Defensive Play: In order to create a comprehensive data-security strategy, companies must implement digital signatures for user-transactions and stored database records. Transaction digital signatures using FIDO-based protocols are one of the strongest risk-mitigation controls to ensure only authorized users are capable of modifying previously stored data. Similarly, transactions stored in databases must be additionally secured using digital signatures generated by the applications themselves; the cryptographic key performing application-level signatures must be inaccessible to any human user – privileged or otherwise – other than the application. Upon reading a database record, the application must also verify the signature of the retrieved record before attempting to use it. Only when the signature is verified successfully, can the application be sure it is using the same data it stored previously, thus ensuring trustworthiness.
What about …?
Some may question if data authenticity, confidentiality and trustworthiness (ACT) are sufficient. They may ask “What about firewalls, patching, intrusion prevention and all the other security technologies on the market that claim to stop data-breaches?” This is a legitimate question.
Information security has become specialized enough to create a fair amount of confusion. There was a time when a firewall and a reasonable password-policy was sufficient to deter most attacks. However, times have changed. As the complexity of web-applications grew, so did the number of vulnerabilities. As a result, the number of tools to deter security breaches have proliferated. Since most security technology providers attempt to build a business model that does not depend on modifying customer applications, the tools are generally focused on network or host-protection.
However, it is important to keep sight of the fact that the ultimate goal of information security is to protect data. While firewalls and patching are essential to cover vulnerability gaps that system designers and operators cannot control, attackers have proven themselves adept at getting past most known network- and/or host-security controls.
Protecting data through strong-authentication, encryption and digital signatures provides extraordinarily high levels of security because it assumes an attacker may already be within the network and/or host. When designed with appropriate cryptographic key-management, ACT controls create formidable barriers to attackers. While they are not infallible, they are the strongest risk-mitigation technologies available on the market today. What has been challenging in implementing them so far is the cost and complexity of integrating such controls into business applications; this is no longer true.
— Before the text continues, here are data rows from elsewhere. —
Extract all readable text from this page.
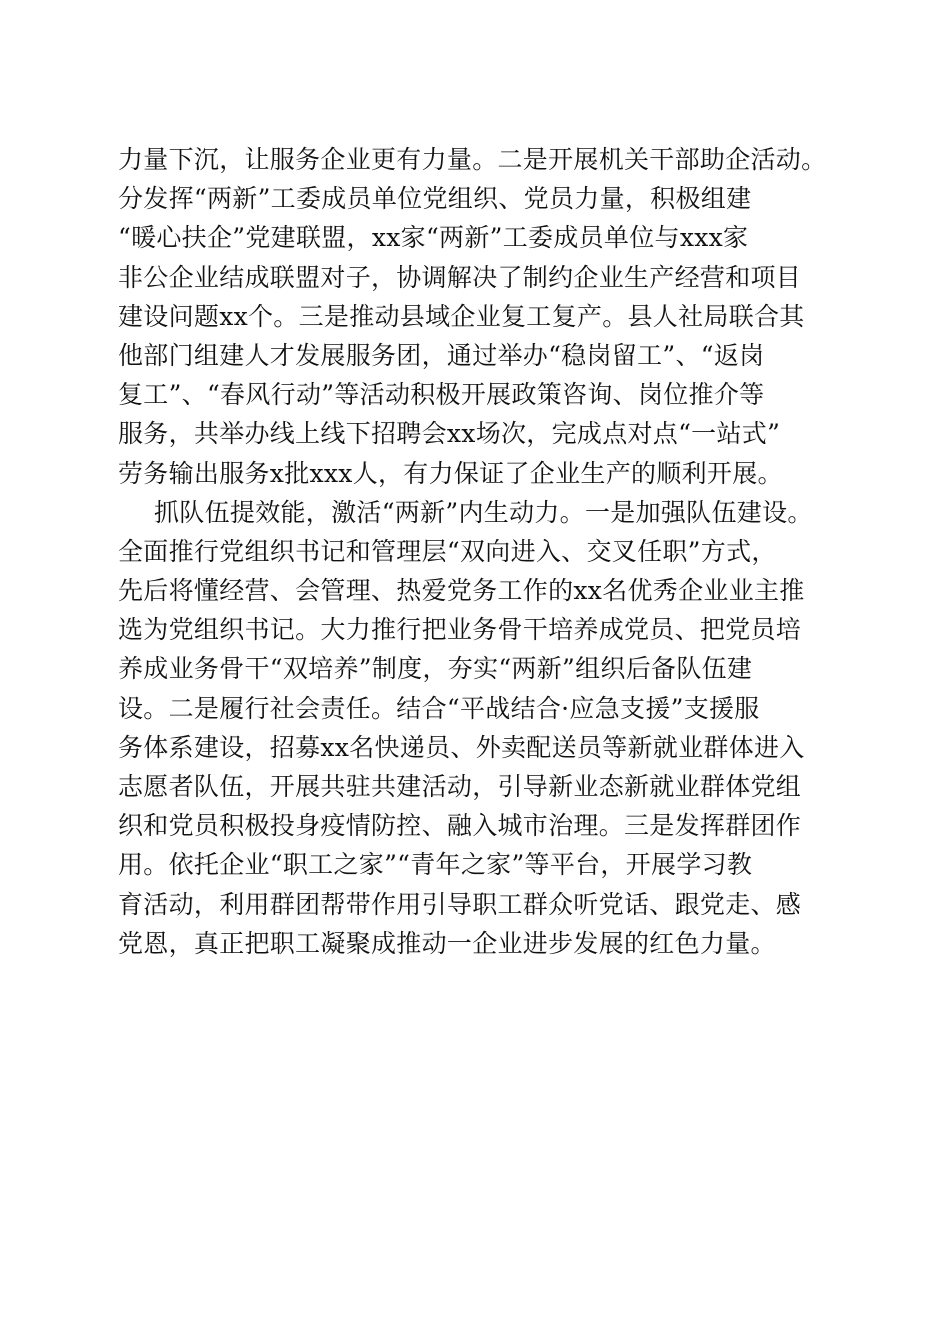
力量下沉，让服务企业更有力量。二是开展机关干部助企活动。
分发挥“两新”工委成员单位党组织、党员力量，积极组建
“暖心扶企”党建联盟，xx家“两新”工委成员单位与xxx家
非公企业结成联盟对子，协调解决了制约企业生产经营和项目
建设问题xx个。三是推动县域企业复工复产。县人社局联合其
他部门组建人才发展服务团，通过举办“稳岗留工”、“返岗
复工”、“春风行动”等活动积极开展政策咨询、岗位推介等
服务，共举办线上线下招聘会xx场次，完成点对点“一站式”
劳务输出服务x批xxx人，有力保证了企业生产的顺利开展。
抓队伍提效能，激活“两新”内生动力。一是加强队伍建设。
全面推行党组织书记和管理层“双向进入、交叉任职”方式，
先后将懂经营、会管理、热爱党务工作的xx名优秀企业业主推
选为党组织书记。大力推行把业务骨干培养成党员、把党员培
养成业务骨干“双培养”制度，夯实“两新”组织后备队伍建
设。二是履行社会责任。结合“平战结合·应急支援”支援服
务体系建设，招募xx名快递员、外卖配送员等新就业群体进入
志愿者队伍，开展共驻共建活动，引导新业态新就业群体党组
织和党员积极投身疫情防控、融入城市治理。三是发挥群团作
用。依托企业“职工之家”“青年之家”等平台，开展学习教
育活动，利用群团帮带作用引导职工群众听党话、跟党走、感
党恩，真正把职工凝聚成推动一企业进步发展的红色力量。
Information systems operate under extraordinary constraints today: attackers from the far corners of the earth are capable of compromising systems as easily as an attacker next door. Businesses have invested enormous amounts of money in information systems to deliver better products and services, faster and cheaper to markets. Without adequate information security, these investments are at great risk; consequential damages to customers, employees and shareholders are incalculable.
The guidelines defined in this article ensure the authenticity, confidentiality and trustworthiness of data, while creating formidable controls to protect information, users and investments.
1 The problem is actually more nuanced and is detailed in a 2008 paper comparing the security of different authentication schemes. Suffice to know that “a multi-factor authentication scheme using something you know, something you have and something you are” does not necessarily provide the right levels of risk-mitigation.